Avian Expert Articles

Summer Heat & Our Birds

chattering lory; lorikeet
Photo by David Clode on Unsplash

Summer — that sizzling time of the year when we try to stay hydrated and perhaps indulge in water-dense foods like watermelon and other juicy fruits. When exposed to the summer heat, we might break out in a sweat and seek shade to cool our bodies down. What about our feathered friends…how do they stay cool? Here are some interesting facts about birds and heat, and tips for helping our feathered companions stay comfortable all summer long.

Birds Do Not Sweat

two red, yellow, green, and blue colored parrots sitting in the water of a creek
Two Eastern rosellas (𝘗𝘭𝘢𝘵𝘺𝘤𝘦𝘳𝘤𝘶𝘴 𝘦𝘹𝘪𝘮𝘪𝘶𝘴) cool off in the water in their native Australia. Photo by Geoffrey Moore on Unsplash

Birds lack sweat glands, so you will not see sweat rolling down your bird’s body feathers or facial feathers no matter how hot it is. Nor will you feel sweaty bird feet when your bird is perched on your hand. If you see moisture on your bird, he or she most likely took a dunk in the water dish. Wild birds dip into puddles, birdbaths and other water sources to shake their feathers so that the droplets reach their skin. Similarly, our pet birds also might seek out ways to cool themselves down with water.

Feathers Help Control Body Temperature

Feathers are more than just a means for a bird to achieve flight. Feathers offer insulation, which helps birds stay warm during cool months. Much as we pull our jacket zippers up when we feel a chill, a bird might hold their feathers tightly against the body to preserve body heat. During warm months, a bird feeling the heat might fluff their feathers as a way to “ventilate” … like us unzipping our jackets. However, a bird with fluffed feathers and drooped wings accompanied by open beak panting is showing signs of heat stress, which is much more than simply feeling uncomfortable during hot weather. A bird displaying this behavior needs to be taken to a cool area right away and misted with cool (think room temperature, not frigid) water.

Not Raised “Sun Ready”

A bird who spends most of their time indoors should not be outdoors in direct sunlight for long (less than 20 minutes), and should never be left unattended. If you start to see signs of heat stress, bring your bird to a shady area or indoors and spray him or her with room-temperature water (frigid water can cause a bird to go into shock). Indoors or outdoors, an easy way to offer your bird a bit of shade is to cover a corner of the cage so that your feathered friend has a cooler spot to retreat to.

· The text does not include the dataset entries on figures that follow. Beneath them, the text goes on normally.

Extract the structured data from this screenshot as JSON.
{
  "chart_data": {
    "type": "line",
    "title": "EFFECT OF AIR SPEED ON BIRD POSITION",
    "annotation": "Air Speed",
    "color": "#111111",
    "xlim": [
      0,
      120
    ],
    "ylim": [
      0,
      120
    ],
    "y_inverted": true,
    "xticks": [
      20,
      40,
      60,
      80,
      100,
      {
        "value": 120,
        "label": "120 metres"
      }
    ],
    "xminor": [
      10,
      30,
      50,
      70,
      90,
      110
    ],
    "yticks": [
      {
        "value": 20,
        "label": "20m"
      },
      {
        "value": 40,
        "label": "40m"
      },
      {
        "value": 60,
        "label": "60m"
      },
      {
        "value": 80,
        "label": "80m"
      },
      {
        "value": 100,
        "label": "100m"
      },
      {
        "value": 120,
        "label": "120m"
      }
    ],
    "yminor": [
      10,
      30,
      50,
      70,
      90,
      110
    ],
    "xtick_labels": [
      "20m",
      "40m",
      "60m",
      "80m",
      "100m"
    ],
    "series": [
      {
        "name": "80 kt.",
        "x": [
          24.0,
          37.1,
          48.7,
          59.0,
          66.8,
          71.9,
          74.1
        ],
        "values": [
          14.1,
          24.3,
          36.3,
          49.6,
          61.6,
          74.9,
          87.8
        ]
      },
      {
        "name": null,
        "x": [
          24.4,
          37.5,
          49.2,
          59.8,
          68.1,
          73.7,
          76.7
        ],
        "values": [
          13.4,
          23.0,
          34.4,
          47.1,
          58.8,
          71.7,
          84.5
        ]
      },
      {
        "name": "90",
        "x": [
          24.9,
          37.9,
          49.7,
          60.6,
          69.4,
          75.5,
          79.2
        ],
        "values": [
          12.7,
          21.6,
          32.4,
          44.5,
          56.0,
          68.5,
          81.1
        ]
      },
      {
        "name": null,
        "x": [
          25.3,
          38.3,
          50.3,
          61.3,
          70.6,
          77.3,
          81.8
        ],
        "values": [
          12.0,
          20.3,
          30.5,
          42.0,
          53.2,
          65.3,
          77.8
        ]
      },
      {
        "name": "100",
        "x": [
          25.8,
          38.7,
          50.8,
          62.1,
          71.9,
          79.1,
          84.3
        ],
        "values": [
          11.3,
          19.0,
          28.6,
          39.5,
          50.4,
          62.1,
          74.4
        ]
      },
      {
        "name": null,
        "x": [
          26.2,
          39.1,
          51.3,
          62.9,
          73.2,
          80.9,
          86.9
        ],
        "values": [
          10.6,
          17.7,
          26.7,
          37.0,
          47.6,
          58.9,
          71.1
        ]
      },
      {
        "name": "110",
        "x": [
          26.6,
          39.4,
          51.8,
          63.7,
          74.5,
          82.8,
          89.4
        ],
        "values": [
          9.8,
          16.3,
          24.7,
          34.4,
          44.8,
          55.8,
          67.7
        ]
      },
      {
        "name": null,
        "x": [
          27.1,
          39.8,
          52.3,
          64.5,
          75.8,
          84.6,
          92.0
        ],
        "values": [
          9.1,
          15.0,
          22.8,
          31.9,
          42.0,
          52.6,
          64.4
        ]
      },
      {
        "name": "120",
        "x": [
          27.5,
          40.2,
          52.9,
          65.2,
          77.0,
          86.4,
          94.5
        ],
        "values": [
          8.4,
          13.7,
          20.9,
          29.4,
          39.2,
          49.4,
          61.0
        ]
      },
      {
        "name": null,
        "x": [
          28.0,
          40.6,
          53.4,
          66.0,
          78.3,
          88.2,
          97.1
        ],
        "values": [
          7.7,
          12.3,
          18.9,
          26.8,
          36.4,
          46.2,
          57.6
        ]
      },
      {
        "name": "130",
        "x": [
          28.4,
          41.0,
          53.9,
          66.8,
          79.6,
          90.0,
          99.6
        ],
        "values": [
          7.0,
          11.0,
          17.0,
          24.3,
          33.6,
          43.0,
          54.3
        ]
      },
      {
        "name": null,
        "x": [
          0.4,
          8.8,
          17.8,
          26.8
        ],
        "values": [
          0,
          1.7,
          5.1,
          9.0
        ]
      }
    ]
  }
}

Help Your Bird Stay Hydrated

fresh fruit is a great treat on warm days! Photo by Ekam Juneja

Make sure your bird has access to fresh, clean water daily. Summer heat, combined with the fact that many birds enjoy dunking food in their water dish, can combine for a bacteria-laden water bowl. If you have a dunker, be extra diligent about replacing your bird’s drinking water throughout the day. A fun way to help your bird stay hydrated is to offer them fresh, water-dense fruit like watermelon, cantaloupe, cucumber (yes, it has seeds, therefore a fruit!), and pineapple.

 

 

6 thoughts on “Summer Heat & Our Birds

  1. Hi, this was a very explanatory way to help , my parrot (green cheek conure) alway likes very cold water when he takes a bath, but in this circumstance makes total sense to spray him with room temperature water!! Thanx for letting me know about the heat circumstance! Now I realize what to look for, in this serious case!! Really appreciate all of your tips!

  2. My African Gray is still molting. Sees longer this year than before. She isn’t showing signs of heat trouble just seems sad and not herself. Being unable to fly seems to really make her sad. How can I help her? Thanks

    1. Try letting her experience new things: toys, experiences, environments, even people or other animals. They’re very smart birds, so they need the stimulation of new experiences. Good luck.

  3. Thank you for this information, it was very helpful. I did see my bird once this summer with his mouth open and I brought him right back in, and he Loves Watermelon.

  4. Interesting information. Much appreciated! I keep peach face parakeets and they are such a joy to watch during both, the warm and cold months. At the moment it’s quite cold where I live, (which is in the tropics).